Figure 1. The kanban board for continuous deployment
Figure 1. The kanban board for continuous deployment

Backlog

As usual, a Product Owner (PO) keeps track of the work that needs to be done. This is managed on the backlog. Here, the PO sorts the stories by priority, so we know what to refine first. Once a story is refined and ready for development, the story is moved to the first column of the Kanban board (Ready for development).

Kanban process

When a story is ready for development, it goes through the Kanban flow. In figure 1 you can see that two automated processes have been added. Once a story passes a white line, an automated process is starting in the background. This is one of the following processes:

  • Review pipeline: Create a separate review application (with its own URL/link) in the cloud, so the changes can be viewed online (without having to build the application yourself locally)
  • Master (main) pipeline: Bring your new feature to production, separately from other features.

This can be done quite easily when a developer creates a branch for every feature, and pushes that to the project repository.

When a review application is made available by the review pipeline, all other project members can view that application. A developer can verify if everything is correctly implemented (codewise and actual features). Then the tester and acceptor can check out the specific feature too. This enables everyone to check the feature before the code is actually accepted and merged into the main codebase.

When all automated tests have passed, and everyone is happy with the feature, the code of the feature branch can be merged to the production branch. The master pipeline then brings the new feature to production, and the story is done.

Review pipeline

Figure 2. The review pipeline
Figure 2. The review pipeline

In our automated processes, we want to ensure everything works as expected. We want all of our features to be ready for production. This can’t be done without automated tests. This is why we run our pipelines in stages.

The first stage tests our application on the lowest level. This way we can ensure our codestyle is up to par with the rest of the codebase, and business rules are verified to be working as expected. If something isn’t right, we will be notified very early in the process. This allows us to act fast, and quickly fix what’s wrong. “Fail early, fail often” to guarantee quality.

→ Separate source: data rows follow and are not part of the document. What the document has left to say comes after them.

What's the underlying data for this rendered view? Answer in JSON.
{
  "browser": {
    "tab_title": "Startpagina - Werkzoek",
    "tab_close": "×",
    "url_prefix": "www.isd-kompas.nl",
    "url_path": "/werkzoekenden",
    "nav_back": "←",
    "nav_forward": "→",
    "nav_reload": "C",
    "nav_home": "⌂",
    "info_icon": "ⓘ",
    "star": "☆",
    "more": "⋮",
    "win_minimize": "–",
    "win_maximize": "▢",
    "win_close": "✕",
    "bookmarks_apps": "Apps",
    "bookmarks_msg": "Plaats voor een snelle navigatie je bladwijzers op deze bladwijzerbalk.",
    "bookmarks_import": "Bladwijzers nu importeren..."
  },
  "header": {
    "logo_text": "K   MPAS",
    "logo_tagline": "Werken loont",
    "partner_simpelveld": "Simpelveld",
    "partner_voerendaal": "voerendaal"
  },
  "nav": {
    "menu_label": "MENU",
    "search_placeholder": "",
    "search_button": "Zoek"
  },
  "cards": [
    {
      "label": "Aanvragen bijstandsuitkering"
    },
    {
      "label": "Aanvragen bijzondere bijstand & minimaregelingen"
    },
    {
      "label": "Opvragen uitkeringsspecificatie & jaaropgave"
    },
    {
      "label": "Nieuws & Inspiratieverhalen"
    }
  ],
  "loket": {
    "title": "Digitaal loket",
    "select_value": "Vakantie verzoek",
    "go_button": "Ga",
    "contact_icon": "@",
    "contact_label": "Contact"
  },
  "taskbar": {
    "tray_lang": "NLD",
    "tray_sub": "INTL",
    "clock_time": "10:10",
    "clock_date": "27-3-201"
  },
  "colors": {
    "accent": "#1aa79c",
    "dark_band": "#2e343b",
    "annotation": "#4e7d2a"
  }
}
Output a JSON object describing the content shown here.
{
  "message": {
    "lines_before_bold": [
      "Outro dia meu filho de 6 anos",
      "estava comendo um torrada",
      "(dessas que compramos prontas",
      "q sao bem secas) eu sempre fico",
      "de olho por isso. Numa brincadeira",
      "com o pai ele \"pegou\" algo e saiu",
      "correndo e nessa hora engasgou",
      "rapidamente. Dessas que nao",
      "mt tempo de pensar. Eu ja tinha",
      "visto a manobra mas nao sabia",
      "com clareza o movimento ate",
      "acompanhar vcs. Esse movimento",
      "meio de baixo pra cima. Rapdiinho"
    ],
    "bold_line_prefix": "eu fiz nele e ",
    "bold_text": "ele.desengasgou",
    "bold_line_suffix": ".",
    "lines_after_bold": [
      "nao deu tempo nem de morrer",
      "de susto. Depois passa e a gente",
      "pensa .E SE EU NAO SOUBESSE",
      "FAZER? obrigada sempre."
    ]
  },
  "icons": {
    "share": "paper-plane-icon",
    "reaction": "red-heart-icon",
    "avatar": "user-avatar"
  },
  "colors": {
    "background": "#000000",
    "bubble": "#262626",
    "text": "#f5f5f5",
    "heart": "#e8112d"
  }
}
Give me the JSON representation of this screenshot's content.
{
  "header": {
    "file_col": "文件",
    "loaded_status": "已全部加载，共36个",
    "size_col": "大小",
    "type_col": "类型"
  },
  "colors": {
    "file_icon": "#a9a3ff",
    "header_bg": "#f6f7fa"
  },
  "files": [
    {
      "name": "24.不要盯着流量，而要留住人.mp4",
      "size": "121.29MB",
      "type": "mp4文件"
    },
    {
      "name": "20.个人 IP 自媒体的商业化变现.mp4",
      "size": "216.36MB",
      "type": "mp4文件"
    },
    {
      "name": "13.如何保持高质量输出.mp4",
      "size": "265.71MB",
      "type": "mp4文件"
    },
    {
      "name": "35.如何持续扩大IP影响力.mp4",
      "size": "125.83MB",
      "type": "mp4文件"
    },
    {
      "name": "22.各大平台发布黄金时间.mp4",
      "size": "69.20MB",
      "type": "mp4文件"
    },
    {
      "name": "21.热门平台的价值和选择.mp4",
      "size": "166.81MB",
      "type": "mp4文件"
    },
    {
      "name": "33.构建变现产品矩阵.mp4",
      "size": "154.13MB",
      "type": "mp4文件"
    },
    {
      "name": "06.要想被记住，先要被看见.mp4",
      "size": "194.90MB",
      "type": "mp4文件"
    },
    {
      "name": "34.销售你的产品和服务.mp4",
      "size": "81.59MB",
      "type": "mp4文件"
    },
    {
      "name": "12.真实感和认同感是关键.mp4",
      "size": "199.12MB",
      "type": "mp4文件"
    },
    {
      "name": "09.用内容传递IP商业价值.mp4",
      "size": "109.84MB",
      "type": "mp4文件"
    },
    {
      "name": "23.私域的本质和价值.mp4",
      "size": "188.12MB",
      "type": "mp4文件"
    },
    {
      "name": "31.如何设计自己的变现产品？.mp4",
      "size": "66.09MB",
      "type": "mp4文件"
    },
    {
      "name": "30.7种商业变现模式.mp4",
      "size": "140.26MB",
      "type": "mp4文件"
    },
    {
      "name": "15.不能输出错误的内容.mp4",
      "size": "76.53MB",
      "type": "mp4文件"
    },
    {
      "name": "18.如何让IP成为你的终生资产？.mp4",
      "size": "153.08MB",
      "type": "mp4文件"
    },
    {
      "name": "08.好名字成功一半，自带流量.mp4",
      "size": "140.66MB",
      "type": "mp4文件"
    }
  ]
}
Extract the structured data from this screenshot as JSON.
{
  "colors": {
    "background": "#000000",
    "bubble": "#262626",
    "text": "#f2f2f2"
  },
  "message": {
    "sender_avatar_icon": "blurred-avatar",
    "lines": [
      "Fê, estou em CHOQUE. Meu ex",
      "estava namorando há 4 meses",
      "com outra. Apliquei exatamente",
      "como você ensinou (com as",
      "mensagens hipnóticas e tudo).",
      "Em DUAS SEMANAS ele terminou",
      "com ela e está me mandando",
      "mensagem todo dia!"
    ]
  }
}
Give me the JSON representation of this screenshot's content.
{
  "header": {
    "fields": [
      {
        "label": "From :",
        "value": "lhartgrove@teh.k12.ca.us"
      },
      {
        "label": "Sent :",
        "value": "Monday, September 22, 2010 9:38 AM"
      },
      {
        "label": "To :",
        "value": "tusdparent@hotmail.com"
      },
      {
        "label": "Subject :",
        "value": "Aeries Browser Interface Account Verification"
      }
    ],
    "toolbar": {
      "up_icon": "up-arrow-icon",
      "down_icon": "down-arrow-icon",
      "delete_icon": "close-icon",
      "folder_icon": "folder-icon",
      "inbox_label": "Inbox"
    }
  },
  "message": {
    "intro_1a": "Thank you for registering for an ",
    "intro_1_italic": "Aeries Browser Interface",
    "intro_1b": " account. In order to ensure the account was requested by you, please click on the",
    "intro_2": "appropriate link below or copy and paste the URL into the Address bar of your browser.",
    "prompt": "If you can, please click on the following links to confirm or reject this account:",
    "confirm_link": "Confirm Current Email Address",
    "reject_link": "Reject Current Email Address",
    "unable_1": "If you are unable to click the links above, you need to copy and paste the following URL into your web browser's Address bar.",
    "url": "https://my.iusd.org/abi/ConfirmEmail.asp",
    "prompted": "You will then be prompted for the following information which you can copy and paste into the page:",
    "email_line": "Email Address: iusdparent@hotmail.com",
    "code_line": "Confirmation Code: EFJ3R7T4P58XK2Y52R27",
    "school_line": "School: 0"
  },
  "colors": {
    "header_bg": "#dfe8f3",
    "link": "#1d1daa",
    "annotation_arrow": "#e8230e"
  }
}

Next, the application is built. This includes what is already in production, plus the newly created feature. When this application is ready, it’s deployed to a cloud environment, where it’s hosted with its own URL. This allows the project members to check the review application, but not only humans…

Now that we have the review application ready in the cloud, just like the production application, we can automatically test that too! We use regression tests to verify that the main features of a website still work as expected, testing as if we’re an actual user. This saves us heaps of time so we don’t have to test the basic stuff manually over and over again.

Finally, when the new feature is accepted or canceled, the review application is destroyed. Now your cluster can scale down again and reduce costs.

Master pipeline

Figure 3. The master pipeline
Figure 3. The master pipeline

The master (main) pipeline is much like the review pipeline. The big difference is that we’re not deploying a new review application, but that we upgrade an acceptance/staging environment first. We do this to really ensure that everything is going to work in production. For smaller projects, or when the application is not ‘live’ yet, one could argue to skip this step. But for the bigger and live projects I recommend to keep it in the process.

Once all  acceptance/staging tests have passed, the application can be deployed to  production automatically. Because, why not?! You already know it works. And if there is an oversight that slipped through the cracks, the process allows you to quickly push another improvement through the flow.

Now, your feature is live on production! And your story can be moved to done.

This was just only about our proces in continuous deployment

In this blog, I’ve left out all the technical details and mainly showed you the process we work with. I will drop some tools below that we use in this process that work for us. If you have any more questions, or ideas for improvements, or need help setting such a workflow up yourself? Enrise can help you! Let us know, we’re happy to help.


Code and pipelines: GitLab (CI). Testing: PHPUnit, PHP ECS, Jest, Typescript checker, Prettier, ESLint. Hosting: Docker, Kubernetes, Google Cloud. Regression testing: Cypress.